Sunnysiders aim to pull plug on e-bikes
Pedestrians in the city might soon be just a little bit safer – at least from electric-assisted bicycles, known as E-bikes.
Councilman Dan Garodnick (Upper East Side) has introduced legislation that would double the fines for e-bikes found to be breaking traffic laws, such as running red lights, riding on the sidewalk or riding against traffic. So far, eight other council members, including councilman Jimmy Van Bramer, have signed onto the bill, titled Intro 596.
Today, several Sunnyside community members, business owners and Van Bramer joined Garodnick in a show of support for the bill under the arch at 46th Street to draw attention to their danger.
Despite their widespread use, Garodnick and Van Bramer both said that e-bikes are illegal in New York City. The council members hope that the stiffer fines enacted by the new legislation will reduce their use and encourage business owners to stop using e-bikes as delivery vehicles.
Van Bramer said the bill aims to combat “an epidemic of reckless driving,” where many e-bike riders zip around the neighborhood with little regard for residents.
Garodnick added these bikes are “deceptively fast.” A pedestrian might see a bike coming, think they have time to get out of the way, and be flattened before knowing it.

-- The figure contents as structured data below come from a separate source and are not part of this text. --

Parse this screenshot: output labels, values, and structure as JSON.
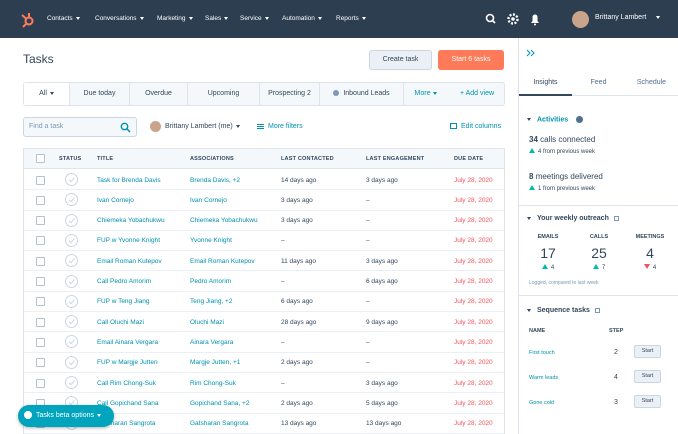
{
  "nav": {
    "menu": [
      "Contacts",
      "Conversations",
      "Marketing",
      "Sales",
      "Service",
      "Automation",
      "Reports"
    ],
    "user": "Brittany Lambert"
  },
  "header": {
    "title": "Tasks",
    "buttons": [
      "Create task",
      "Start 6 tasks"
    ]
  },
  "tabs": [
    "All",
    "Due today",
    "Overdue",
    "Upcoming",
    "Prospecting 2",
    "Inbound Leads",
    "More",
    "+ Add view"
  ],
  "filters": {
    "search_placeholder": "Find a task",
    "owner": "Brittany Lambert (me)",
    "more_filters": "More filters",
    "edit_columns": "Edit columns"
  },
  "table": {
    "columns": [
      "STATUS",
      "TITLE",
      "ASSOCIATIONS",
      "LAST CONTACTED",
      "LAST ENGAGEMENT",
      "DUE DATE"
    ],
    "rows": [
      [
        "Task for Brenda Davis",
        "Brenda Davis, +2",
        "14 days ago",
        "3 days ago",
        "July 28, 2020"
      ],
      [
        "Ivan Cornejo",
        "Ivan Cornejo",
        "3 days ago",
        "–",
        "July 28, 2020"
      ],
      [
        "Chiemeka Yobachukwu",
        "Chiemeka Yobachukwu",
        "3 days ago",
        "–",
        "July 28, 2020"
      ],
      [
        "FUP w Yvonne Knight",
        "Yvonne Knight",
        "–",
        "–",
        "July 28, 2020"
      ],
      [
        "Email Roman Kutepov",
        "Email Roman Kutepov",
        "11 days ago",
        "3 days ago",
        "July 28, 2020"
      ],
      [
        "Call Pedro Amorim",
        "Pedro Amorim",
        "–",
        "6 days ago",
        "July 28, 2020"
      ],
      [
        "FUP w Teng Jiang",
        "Teng Jiang, +2",
        "6 days ago",
        "–",
        "July 28, 2020"
      ],
      [
        "Call Oluchi Mazi",
        "Oluchi Mazi",
        "28 days ago",
        "9 days ago",
        "July 28, 2020"
      ],
      [
        "Email Ainara Vergara",
        "Ainara Vergara",
        "–",
        "–",
        "July 28, 2020"
      ],
      [
        "FUP w Margje Jutten",
        "Margje Jutten, +1",
        "2 days ago",
        "–",
        "July 28, 2020"
      ],
      [
        "Call Rim Chong-Suk",
        "Rim Chong-Suk",
        "–",
        "3 days ago",
        "July 28, 2020"
      ],
      [
        "Call Gopichand Sana",
        "Gopichand Sana, +2",
        "2 days ago",
        "5 days ago",
        "July 28, 2020"
      ],
      [
        "Gatsharan Sangrota",
        "Gatsharan Sangrota",
        "13 days ago",
        "13 days ago",
        "July 28, 2020"
      ]
    ]
  },
  "beta_button": "Tasks beta options",
  "sidebar": {
    "tabs": [
      "Insights",
      "Feed",
      "Schedule"
    ],
    "activities": {
      "title": "Activities",
      "items": [
        {
          "count": "34",
          "label": "calls connected",
          "change": "4 from previous week"
        },
        {
          "count": "8",
          "label": "meetings delivered",
          "change": "1 from previous week"
        }
      ]
    },
    "outreach": {
      "title": "Your weekly outreach",
      "columns": [
        {
          "label": "EMAILS",
          "value": "17",
          "change": "4",
          "direction": "up"
        },
        {
          "label": "CALLS",
          "value": "25",
          "change": "7",
          "direction": "up"
        },
        {
          "label": "MEETINGS",
          "value": "4",
          "change": "4",
          "direction": "down"
        }
      ],
      "note": "Logged, compared to last week"
    },
    "sequence": {
      "title": "Sequence tasks",
      "columns": [
        "NAME",
        "STEP"
      ],
      "rows": [
        {
          "name": "First touch",
          "step": "2",
          "action": "Start"
        },
        {
          "name": "Warm leads",
          "step": "4",
          "action": "Start"
        },
        {
          "name": "Gone cold",
          "step": "3",
          "action": "Start"
        }
      ]
    }
  }
}
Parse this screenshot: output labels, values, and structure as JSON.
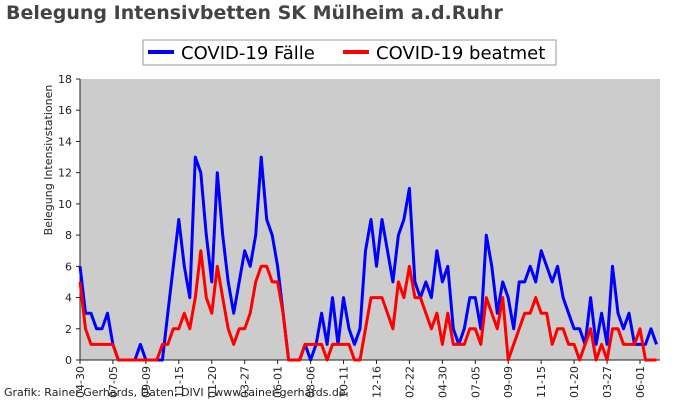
{
  "chart_data": {
    "type": "line",
    "title": "Belegung Intensivbetten SK Mülheim a.d.Ruhr",
    "y_label": "Belegung Intensivstationen",
    "footer": "Grafik: Rainer Gerhards, Daten: DIVI | www.rainer-gerhards.de",
    "categories": [
      "04-30",
      null,
      null,
      null,
      null,
      null,
      "07-05",
      null,
      null,
      null,
      null,
      null,
      "09-09",
      null,
      null,
      null,
      null,
      null,
      "11-15",
      null,
      null,
      null,
      null,
      null,
      "01-20",
      null,
      null,
      null,
      null,
      null,
      "03-27",
      null,
      null,
      null,
      null,
      null,
      "06-01",
      null,
      null,
      null,
      null,
      null,
      "08-06",
      null,
      null,
      null,
      null,
      null,
      "10-11",
      null,
      null,
      null,
      null,
      null,
      "12-16",
      null,
      null,
      null,
      null,
      null,
      "02-22",
      null,
      null,
      null,
      null,
      null,
      "04-30",
      null,
      null,
      null,
      null,
      null,
      "07-05",
      null,
      null,
      null,
      null,
      null,
      "09-09",
      null,
      null,
      null,
      null,
      null,
      "11-15",
      null,
      null,
      null,
      null,
      null,
      "01-20",
      null,
      null,
      null,
      null,
      null,
      "03-27",
      null,
      null,
      null,
      null,
      null,
      "06-01",
      null,
      null,
      null
    ],
    "series": [
      {
        "name": "COVID-19 Fälle",
        "color": "#0000ff",
        "values": [
          6,
          3,
          3,
          2,
          2,
          3,
          1,
          0,
          0,
          0,
          0,
          1,
          0,
          0,
          0,
          0,
          3,
          6,
          9,
          6,
          4,
          13,
          12,
          8,
          5,
          12,
          8,
          5,
          3,
          5,
          7,
          6,
          8,
          13,
          9,
          8,
          6,
          3,
          0,
          0,
          0,
          1,
          0,
          1,
          3,
          1,
          4,
          1,
          4,
          2,
          1,
          2,
          7,
          9,
          6,
          9,
          7,
          5,
          8,
          9,
          11,
          5,
          4,
          5,
          4,
          7,
          5,
          6,
          2,
          1,
          2,
          4,
          4,
          2,
          8,
          6,
          3,
          5,
          4,
          2,
          5,
          5,
          6,
          5,
          7,
          6,
          5,
          6,
          4,
          3,
          2,
          2,
          1,
          4,
          1,
          3,
          1,
          6,
          3,
          2,
          3,
          1,
          1,
          1,
          2,
          1
        ]
      },
      {
        "name": "COVID-19 beatmet",
        "color": "#ff0000",
        "values": [
          5,
          2,
          1,
          1,
          1,
          1,
          1,
          0,
          0,
          0,
          0,
          0,
          0,
          0,
          0,
          1,
          1,
          2,
          2,
          3,
          2,
          4,
          7,
          4,
          3,
          6,
          4,
          2,
          1,
          2,
          2,
          3,
          5,
          6,
          6,
          5,
          5,
          3,
          0,
          0,
          0,
          1,
          1,
          1,
          1,
          0,
          1,
          1,
          1,
          1,
          0,
          0,
          2,
          4,
          4,
          4,
          3,
          2,
          5,
          4,
          6,
          4,
          4,
          3,
          2,
          3,
          1,
          3,
          1,
          1,
          1,
          2,
          2,
          1,
          4,
          3,
          2,
          4,
          0,
          1,
          2,
          3,
          3,
          4,
          3,
          3,
          1,
          2,
          2,
          1,
          1,
          0,
          1,
          2,
          0,
          1,
          0,
          2,
          2,
          1,
          1,
          1,
          2,
          0,
          0,
          0
        ]
      }
    ],
    "ylim": [
      0,
      18
    ],
    "yticks": [
      0,
      2,
      4,
      6,
      8,
      10,
      12,
      14,
      16,
      18
    ],
    "grid": false
  }
}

The number of constituent complaints concerning e-bikes continues to rise, both councilmen said. In this district, Sunnyside resident Leonore Lanzillotti spoke about how she was nearly killed by a speeding e-bike that made a left turn on a red light as she was crossing the street with the signal.
The bill was introduced by Garodnick in June and could be voted on as early as September if all goes according to schedule. Before the council votes on it, the bill must have a public hearing, which is still being scheduled.
The fines currently range from $100 for riding on the sidewalk, up to $450 for running a red light. These fines would be doubled under the new legislation.
“We would like to see more summons issued,” Van Bramer said, adding that he’s spoken to the 108th Precinct about the need for more enforcement and that they were “very responsive.”